To come up with segments based on shopping style, Eddie Bauer conducted an exploratory data mining and analysis exercise, looking at behavioral data that defined shopping preferences. It considered such factors as what percentage of a shopper’s total purchases were made on mark-down, what colors a given customer buys, and what time of day a customer is most likely to do a transaction. All provided clues linked to larger predictive patterns. Eddie Bauer also mined its database of attitudinal research looking for more ways to classify customers in terms of how they approached shopping.
Two segments emerged from the data. One, dubbed Too Busy to Shop, doesn’t particularly enjoy shopping for apparel, is willing to pay more for a speedy shopping experience, and likes to buy outfit solutions rather than apparel pieces. The Professional Shopper, on the other hand, loves to shop, is more price-aware and prides herself on the ability to assemble a look from a variety of different sources.

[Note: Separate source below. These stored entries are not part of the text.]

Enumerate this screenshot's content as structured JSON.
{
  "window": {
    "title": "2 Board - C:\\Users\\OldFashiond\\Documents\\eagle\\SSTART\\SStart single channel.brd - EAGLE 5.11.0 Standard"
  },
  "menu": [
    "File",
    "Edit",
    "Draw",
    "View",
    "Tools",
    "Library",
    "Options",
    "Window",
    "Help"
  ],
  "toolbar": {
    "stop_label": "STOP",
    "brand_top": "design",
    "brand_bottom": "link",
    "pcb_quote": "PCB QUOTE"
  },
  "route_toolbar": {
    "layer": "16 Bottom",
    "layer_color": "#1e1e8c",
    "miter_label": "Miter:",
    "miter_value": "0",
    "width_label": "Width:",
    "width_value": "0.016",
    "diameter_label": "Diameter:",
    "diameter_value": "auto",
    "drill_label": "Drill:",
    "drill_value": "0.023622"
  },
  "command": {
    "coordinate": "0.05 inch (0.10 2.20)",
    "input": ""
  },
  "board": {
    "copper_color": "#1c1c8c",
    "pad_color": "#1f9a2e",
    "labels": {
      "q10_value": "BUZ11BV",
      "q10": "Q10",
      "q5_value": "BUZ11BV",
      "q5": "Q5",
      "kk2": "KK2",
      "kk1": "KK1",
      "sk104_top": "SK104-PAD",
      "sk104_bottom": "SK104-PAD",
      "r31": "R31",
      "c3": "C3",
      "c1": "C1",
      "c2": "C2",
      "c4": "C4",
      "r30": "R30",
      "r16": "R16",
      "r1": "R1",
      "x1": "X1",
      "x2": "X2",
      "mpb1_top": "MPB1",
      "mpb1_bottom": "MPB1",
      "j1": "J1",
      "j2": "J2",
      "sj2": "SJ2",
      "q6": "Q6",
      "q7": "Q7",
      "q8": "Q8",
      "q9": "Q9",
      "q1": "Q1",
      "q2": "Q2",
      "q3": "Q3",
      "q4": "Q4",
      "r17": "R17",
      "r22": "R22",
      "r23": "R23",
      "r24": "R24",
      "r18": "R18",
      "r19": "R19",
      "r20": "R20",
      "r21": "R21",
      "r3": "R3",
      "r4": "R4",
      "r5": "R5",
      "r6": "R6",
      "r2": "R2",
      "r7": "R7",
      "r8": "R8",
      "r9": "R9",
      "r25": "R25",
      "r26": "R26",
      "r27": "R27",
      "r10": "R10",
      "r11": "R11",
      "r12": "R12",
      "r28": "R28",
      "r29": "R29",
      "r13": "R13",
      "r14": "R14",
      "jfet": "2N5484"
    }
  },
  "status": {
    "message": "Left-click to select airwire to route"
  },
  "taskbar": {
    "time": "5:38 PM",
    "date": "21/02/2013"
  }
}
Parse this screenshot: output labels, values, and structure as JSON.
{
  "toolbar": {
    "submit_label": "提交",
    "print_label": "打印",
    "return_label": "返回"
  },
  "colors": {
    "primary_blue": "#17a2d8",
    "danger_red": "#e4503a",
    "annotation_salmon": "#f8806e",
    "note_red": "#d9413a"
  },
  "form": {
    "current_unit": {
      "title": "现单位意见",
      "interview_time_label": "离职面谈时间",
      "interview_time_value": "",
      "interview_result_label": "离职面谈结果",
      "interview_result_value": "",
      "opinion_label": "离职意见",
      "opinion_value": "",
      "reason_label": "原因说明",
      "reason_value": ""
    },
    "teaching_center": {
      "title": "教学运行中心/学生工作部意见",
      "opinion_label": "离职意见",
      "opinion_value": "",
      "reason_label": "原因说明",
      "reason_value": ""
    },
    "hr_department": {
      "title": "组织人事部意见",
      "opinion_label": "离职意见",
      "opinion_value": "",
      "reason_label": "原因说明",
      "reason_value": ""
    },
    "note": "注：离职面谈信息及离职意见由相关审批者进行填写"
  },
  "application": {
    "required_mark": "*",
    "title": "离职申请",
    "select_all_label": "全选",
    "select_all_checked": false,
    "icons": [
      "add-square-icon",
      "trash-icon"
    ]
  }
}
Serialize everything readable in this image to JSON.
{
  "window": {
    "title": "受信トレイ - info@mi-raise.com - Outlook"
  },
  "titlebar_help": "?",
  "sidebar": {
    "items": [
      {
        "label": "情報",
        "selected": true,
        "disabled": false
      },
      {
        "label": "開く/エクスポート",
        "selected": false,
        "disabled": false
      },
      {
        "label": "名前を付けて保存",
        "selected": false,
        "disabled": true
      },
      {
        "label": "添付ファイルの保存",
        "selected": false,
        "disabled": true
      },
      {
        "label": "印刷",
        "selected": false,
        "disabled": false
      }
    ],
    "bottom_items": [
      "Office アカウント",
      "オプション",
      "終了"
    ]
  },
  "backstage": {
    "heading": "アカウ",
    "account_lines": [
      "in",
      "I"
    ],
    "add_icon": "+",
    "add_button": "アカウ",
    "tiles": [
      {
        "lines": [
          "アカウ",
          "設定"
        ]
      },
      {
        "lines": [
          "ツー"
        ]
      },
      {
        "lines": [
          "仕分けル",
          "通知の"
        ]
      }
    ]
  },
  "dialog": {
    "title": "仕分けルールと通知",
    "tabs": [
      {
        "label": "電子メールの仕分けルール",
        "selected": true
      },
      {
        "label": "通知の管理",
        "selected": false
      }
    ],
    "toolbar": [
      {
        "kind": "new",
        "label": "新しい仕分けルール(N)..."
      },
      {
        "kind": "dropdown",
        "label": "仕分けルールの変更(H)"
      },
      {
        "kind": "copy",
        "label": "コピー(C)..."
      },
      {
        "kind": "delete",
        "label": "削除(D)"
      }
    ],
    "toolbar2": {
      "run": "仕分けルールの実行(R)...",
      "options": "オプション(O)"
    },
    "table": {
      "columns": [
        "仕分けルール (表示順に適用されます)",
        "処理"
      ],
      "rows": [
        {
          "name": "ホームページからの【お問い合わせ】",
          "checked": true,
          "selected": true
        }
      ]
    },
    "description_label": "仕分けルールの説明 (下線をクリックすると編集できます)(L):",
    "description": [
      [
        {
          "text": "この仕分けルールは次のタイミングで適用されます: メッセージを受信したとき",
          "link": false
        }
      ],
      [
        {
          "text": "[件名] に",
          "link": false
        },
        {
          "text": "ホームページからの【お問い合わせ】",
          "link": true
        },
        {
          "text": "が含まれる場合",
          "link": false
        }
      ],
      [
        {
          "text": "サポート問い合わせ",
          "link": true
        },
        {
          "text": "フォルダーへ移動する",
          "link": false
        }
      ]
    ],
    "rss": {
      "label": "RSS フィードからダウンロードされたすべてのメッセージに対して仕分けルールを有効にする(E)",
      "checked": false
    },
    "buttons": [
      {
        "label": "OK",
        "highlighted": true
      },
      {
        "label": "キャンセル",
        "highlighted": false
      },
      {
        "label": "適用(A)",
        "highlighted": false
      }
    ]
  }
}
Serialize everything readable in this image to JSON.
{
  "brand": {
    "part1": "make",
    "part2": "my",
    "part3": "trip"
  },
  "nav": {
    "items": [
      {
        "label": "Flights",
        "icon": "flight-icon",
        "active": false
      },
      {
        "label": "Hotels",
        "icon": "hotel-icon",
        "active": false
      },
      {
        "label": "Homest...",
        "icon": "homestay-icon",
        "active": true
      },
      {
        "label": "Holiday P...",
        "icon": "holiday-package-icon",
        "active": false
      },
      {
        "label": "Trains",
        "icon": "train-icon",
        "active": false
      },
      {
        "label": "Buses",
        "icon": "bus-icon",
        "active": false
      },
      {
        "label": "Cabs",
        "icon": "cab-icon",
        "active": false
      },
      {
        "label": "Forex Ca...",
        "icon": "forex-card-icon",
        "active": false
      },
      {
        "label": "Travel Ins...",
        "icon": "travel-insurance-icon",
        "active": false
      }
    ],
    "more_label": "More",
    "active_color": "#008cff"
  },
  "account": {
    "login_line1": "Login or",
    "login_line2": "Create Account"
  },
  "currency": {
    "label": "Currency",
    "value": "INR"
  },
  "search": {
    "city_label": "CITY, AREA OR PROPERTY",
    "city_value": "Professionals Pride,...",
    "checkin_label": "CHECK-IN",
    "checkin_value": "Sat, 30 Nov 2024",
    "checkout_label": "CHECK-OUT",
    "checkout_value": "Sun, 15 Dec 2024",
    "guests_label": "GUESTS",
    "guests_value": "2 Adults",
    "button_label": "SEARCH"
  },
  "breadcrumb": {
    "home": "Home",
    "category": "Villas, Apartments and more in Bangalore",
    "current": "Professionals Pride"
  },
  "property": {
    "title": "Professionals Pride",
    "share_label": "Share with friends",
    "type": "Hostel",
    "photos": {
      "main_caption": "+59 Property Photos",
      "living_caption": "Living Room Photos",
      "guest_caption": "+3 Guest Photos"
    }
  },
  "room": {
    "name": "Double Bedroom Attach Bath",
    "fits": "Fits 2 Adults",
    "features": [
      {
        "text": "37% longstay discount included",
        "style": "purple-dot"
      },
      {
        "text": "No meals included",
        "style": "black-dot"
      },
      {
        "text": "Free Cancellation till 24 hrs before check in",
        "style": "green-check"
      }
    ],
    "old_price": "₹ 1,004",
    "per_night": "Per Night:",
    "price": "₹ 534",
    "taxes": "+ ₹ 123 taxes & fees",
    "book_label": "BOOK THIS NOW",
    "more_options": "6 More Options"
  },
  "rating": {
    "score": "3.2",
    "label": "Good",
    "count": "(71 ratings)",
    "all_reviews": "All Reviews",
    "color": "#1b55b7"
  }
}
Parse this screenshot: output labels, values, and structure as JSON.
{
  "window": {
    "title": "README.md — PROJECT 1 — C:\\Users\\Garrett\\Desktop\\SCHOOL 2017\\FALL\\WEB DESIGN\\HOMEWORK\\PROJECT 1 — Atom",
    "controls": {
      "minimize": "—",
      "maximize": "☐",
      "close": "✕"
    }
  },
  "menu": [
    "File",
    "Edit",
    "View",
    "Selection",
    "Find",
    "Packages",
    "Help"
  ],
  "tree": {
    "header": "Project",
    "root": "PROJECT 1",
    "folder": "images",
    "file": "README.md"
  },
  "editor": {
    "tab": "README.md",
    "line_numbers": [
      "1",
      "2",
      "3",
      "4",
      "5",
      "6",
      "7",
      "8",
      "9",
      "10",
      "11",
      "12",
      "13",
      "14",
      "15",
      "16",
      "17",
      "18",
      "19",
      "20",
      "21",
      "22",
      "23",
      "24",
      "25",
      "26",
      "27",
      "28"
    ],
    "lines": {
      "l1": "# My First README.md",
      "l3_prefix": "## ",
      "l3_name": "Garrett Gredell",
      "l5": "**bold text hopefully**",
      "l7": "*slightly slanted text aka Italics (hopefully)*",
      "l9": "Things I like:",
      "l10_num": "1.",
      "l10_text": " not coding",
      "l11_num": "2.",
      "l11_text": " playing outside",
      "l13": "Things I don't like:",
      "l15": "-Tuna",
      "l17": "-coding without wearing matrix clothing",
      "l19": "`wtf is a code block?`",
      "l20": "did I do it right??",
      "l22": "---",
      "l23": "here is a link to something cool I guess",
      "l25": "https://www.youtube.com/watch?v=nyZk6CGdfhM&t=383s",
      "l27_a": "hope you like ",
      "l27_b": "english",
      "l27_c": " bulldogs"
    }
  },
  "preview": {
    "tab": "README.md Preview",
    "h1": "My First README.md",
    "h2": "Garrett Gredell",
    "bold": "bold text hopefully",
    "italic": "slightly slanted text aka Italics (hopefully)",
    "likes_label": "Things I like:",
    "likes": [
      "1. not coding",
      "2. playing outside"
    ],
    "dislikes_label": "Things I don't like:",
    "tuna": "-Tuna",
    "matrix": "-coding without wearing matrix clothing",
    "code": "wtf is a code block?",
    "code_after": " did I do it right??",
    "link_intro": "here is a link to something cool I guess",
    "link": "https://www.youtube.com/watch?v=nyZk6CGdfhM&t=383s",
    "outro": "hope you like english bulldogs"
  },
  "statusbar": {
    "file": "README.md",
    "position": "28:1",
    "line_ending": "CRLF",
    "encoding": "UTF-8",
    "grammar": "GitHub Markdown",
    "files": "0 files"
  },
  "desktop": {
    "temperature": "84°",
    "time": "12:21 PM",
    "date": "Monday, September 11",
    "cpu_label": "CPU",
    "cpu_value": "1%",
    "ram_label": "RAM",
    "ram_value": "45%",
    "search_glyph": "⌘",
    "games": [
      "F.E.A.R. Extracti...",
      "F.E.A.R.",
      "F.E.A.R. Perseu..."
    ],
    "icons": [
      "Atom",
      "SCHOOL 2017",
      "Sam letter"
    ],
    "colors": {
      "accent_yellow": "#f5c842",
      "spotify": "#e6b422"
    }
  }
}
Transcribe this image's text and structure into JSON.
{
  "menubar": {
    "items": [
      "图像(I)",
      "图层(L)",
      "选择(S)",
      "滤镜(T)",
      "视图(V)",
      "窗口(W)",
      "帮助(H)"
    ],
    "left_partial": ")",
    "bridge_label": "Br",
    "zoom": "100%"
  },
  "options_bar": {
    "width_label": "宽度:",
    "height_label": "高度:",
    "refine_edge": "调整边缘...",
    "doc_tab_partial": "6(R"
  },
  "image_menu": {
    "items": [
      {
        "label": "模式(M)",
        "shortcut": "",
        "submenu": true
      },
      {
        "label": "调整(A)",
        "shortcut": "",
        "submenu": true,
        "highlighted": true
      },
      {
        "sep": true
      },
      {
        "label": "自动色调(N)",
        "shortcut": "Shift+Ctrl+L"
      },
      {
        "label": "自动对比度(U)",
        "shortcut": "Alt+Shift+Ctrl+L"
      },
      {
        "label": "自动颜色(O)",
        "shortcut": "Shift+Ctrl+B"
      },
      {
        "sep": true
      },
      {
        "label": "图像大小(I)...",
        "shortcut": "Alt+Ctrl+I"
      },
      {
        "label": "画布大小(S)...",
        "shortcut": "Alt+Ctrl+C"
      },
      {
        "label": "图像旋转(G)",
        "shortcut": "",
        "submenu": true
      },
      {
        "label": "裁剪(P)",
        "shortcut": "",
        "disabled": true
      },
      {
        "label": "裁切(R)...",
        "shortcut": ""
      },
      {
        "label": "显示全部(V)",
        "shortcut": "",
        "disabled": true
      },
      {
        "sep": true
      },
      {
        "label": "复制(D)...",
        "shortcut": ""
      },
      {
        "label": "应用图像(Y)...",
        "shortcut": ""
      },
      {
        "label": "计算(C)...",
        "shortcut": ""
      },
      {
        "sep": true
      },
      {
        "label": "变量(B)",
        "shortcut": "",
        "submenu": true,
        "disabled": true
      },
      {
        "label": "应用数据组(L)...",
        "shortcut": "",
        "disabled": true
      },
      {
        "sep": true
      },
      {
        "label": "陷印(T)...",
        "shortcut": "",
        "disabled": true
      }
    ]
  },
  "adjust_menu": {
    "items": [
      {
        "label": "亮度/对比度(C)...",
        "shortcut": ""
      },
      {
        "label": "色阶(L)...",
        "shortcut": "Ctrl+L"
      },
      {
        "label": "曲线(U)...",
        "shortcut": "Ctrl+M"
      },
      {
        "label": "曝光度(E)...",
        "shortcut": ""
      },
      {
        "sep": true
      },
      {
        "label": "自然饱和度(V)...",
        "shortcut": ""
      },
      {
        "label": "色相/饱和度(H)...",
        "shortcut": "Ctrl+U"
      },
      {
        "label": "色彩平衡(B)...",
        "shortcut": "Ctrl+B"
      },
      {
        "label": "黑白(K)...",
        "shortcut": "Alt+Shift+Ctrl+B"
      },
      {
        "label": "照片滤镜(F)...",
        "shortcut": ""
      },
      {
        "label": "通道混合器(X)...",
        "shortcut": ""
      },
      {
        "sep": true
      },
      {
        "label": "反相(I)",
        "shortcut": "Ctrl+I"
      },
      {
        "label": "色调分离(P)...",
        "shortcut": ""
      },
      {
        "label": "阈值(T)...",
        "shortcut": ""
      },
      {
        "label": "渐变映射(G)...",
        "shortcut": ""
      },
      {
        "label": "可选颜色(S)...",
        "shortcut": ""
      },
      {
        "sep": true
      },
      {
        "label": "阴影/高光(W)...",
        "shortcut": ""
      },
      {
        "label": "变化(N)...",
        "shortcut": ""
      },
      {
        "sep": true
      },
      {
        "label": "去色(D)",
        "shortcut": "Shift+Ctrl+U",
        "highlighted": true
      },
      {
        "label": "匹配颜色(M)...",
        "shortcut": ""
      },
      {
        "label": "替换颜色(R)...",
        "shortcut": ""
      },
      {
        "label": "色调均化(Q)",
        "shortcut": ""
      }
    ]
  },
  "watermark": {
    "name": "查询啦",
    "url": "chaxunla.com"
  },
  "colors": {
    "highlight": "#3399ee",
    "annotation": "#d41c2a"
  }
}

The company tested three versions of an e-mail, including a version targeting too busy to shop, one targeting the professional shopper and a control group. Tests on and off target resulted in sales 7% to 8% higher when customers got communications targeted for their type. When they received communications targeting the group they didn’t belong to, the message actually depressed sales, making them even less likely to buy than the control group.
“We’ve changed our focus to using all of the data we have to draw only one conclusion: which type of shopper is this?” Boyd says.